The album includes the hit "Paano Ba Ang Magmahal?" sung by Piolo Pascual and Sarah Geronimo, it was written by Yeng Constantino and Jonathan Manalo. It was first recorded by Liezel Garcia and Erik Santos in 2012. "Wag Na Wag Mong Sasabihin" sung by Sarah Geronimo, written and originally popularized by Kitchie Nadal, "With A Smile" sung by Piolo Pascual, originally performed by Eraserheads, “Ikaw Lamang” sung by Geronimo and Pascual, "Patawarin" sung by Pascual, “Bida” and
“Nagsimula Sa Puso” sung by Geronimo, the album also includes minus one of “Paano Ba Ang Magmahal."

==Reception==

===Box-office===
The film was shown in just 180 cinemas nationwide but bested other international films on its first day opening gross with Php 15 million. The movie ruled the box-office chart taking the first spot over Hollywood movies. Due to positive reviews from the viewers, it was shown in more than 200 cinemas nationwide on its second day. The movie producers have not announced the official weekend gross of the movie making the online viewers abuzz. Since the movie bested its toughest competitor Terminator Genisys with around 1.5 million dollars or 65 million pesos, it is expected that the movie will reach the 100 million peso mark after its 5th day showing in cinemas given the positive online reviews from the critics and pictures from the viewers lining up the cinemas up to its last full show of the day.

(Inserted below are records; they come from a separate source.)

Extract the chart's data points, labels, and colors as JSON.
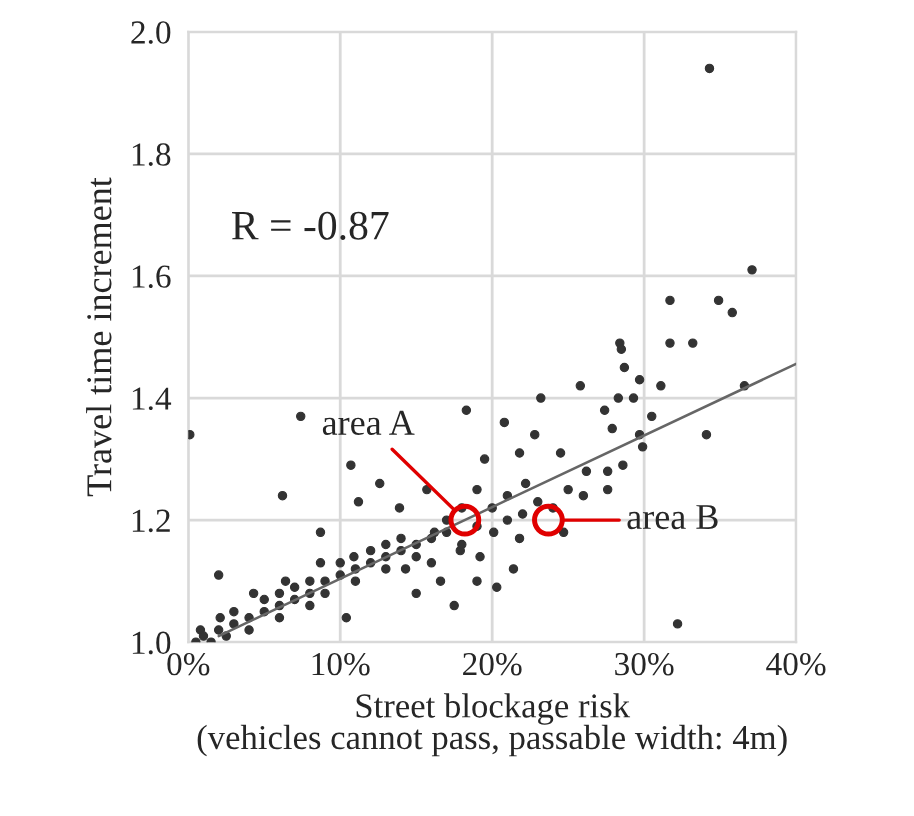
{
  "chart_data": {
    "type": "scatter",
    "xlabel": "Street blockage risk\n(vehicles cannot pass, passable width: 4m)",
    "ylabel": "Travel time increment",
    "xlim": [
      0,
      40
    ],
    "ylim": [
      1.0,
      2.0
    ],
    "xticks": [
      {
        "value": 0,
        "label": "0%"
      },
      {
        "value": 10,
        "label": "10%"
      },
      {
        "value": 20,
        "label": "20%"
      },
      {
        "value": 30,
        "label": "30%"
      },
      {
        "value": 40,
        "label": "40%"
      }
    ],
    "yticks": [
      {
        "value": 1.0,
        "label": "1.0"
      },
      {
        "value": 1.2,
        "label": "1.2"
      },
      {
        "value": 1.4,
        "label": "1.4"
      },
      {
        "value": 1.6,
        "label": "1.6"
      },
      {
        "value": 1.8,
        "label": "1.8"
      },
      {
        "value": 2.0,
        "label": "2.0"
      }
    ],
    "grid": true,
    "series": [
      {
        "marker": "circle",
        "color": "#333333",
        "x": [
          34.3,
          0.1,
          7.4,
          6.2,
          10.7,
          8.7,
          11.2,
          12.6,
          2.0,
          18.3,
          23.2,
          25.8,
          28.4,
          17.5,
          20.3,
          21.4,
          10.4,
          37.1,
          31.7,
          34.9,
          35.8,
          31.7,
          33.2,
          28.5,
          28.7,
          29.7,
          31.1,
          36.6,
          28.3,
          29.3,
          27.4,
          30.5,
          27.9,
          29.7,
          34.1,
          29.9,
          27.6,
          28.6,
          27.6,
          32.2,
          19.5,
          20.8,
          21.8,
          22.8,
          22.2,
          24.5,
          26.2,
          20.1,
          21.8,
          24.7,
          19.2,
          17.9,
          15.7,
          16.2,
          14.3,
          16.6,
          13.9,
          13.0,
          10.9,
          8.7,
          6.4,
          4.3,
          2.1,
          0.8,
          1,
          2,
          3,
          3,
          4,
          5,
          5,
          6,
          6,
          7,
          7,
          8,
          8,
          9,
          9,
          10,
          10,
          11,
          11,
          12,
          12,
          13,
          13,
          14,
          14,
          15,
          15,
          16,
          16,
          17,
          17,
          18,
          18,
          19,
          19,
          20,
          21,
          21,
          22,
          23,
          24,
          25,
          26,
          19,
          15,
          0.5,
          1.5,
          2.5,
          4,
          6,
          8
        ],
        "values": [
          1.94,
          1.34,
          1.37,
          1.24,
          1.29,
          1.18,
          1.23,
          1.26,
          1.11,
          1.38,
          1.4,
          1.42,
          1.49,
          1.06,
          1.09,
          1.12,
          1.04,
          1.61,
          1.56,
          1.56,
          1.54,
          1.49,
          1.49,
          1.48,
          1.45,
          1.43,
          1.42,
          1.42,
          1.4,
          1.4,
          1.38,
          1.37,
          1.35,
          1.34,
          1.34,
          1.32,
          1.28,
          1.29,
          1.25,
          1.03,
          1.3,
          1.36,
          1.31,
          1.34,
          1.26,
          1.31,
          1.28,
          1.18,
          1.17,
          1.18,
          1.14,
          1.15,
          1.25,
          1.18,
          1.12,
          1.1,
          1.22,
          1.16,
          1.14,
          1.13,
          1.1,
          1.08,
          1.04,
          1.02,
          1.01,
          1.02,
          1.03,
          1.05,
          1.04,
          1.05,
          1.07,
          1.06,
          1.08,
          1.07,
          1.09,
          1.08,
          1.1,
          1.1,
          1.08,
          1.11,
          1.13,
          1.12,
          1.1,
          1.13,
          1.15,
          1.14,
          1.12,
          1.15,
          1.17,
          1.16,
          1.14,
          1.17,
          1.13,
          1.18,
          1.2,
          1.16,
          1.22,
          1.19,
          1.25,
          1.22,
          1.2,
          1.24,
          1.21,
          1.23,
          1.22,
          1.25,
          1.24,
          1.1,
          1.08,
          1.0,
          1.0,
          1.01,
          1.02,
          1.04,
          1.06
        ]
      },
      {
        "type": "line",
        "color": "#666666",
        "x": [
          2,
          40
        ],
        "values": [
          1.01,
          1.456
        ]
      }
    ],
    "annotations": [
      "R = -0.87",
      {
        "text": "area A",
        "x": 18.2,
        "y": 1.2
      },
      {
        "text": "area B",
        "x": 23.7,
        "y": 1.2
      }
    ]
  }
}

On July 8, 2015, the producers announced that after 7 days, the movie had already breached the 100 million peso mark.

By its second weekend it dropped to second place behind Minions, later it dropped to third place behind Minions and Ant-Man during its third weekend and it dropped even further to fifth place for two consecutive weekends behind Minions, Ant-Man, Paper Towns and Mission: Impossible – Rogue Nation by its fourth and fifth weekends.

After five weeks in theatres, the movie grossed over Php 150 million pesos nationwide.

===Critical reception===
Due to its outstanding merit, The Breakup Playlist has received a Grade A rating from the Cinema Evaluation Board and received positive reviews from critics.

According to Rappler.com, The Breakup Playlist is a film that juggles commercial demands with the impulse for creative change. Sure, it may not be perfect, it may not dent the system or cause a revolution, but the film, with all its heart and soul in all the right places, is proof that even in the much-maligned arena of escapist entertainment, there is hope. There is substance."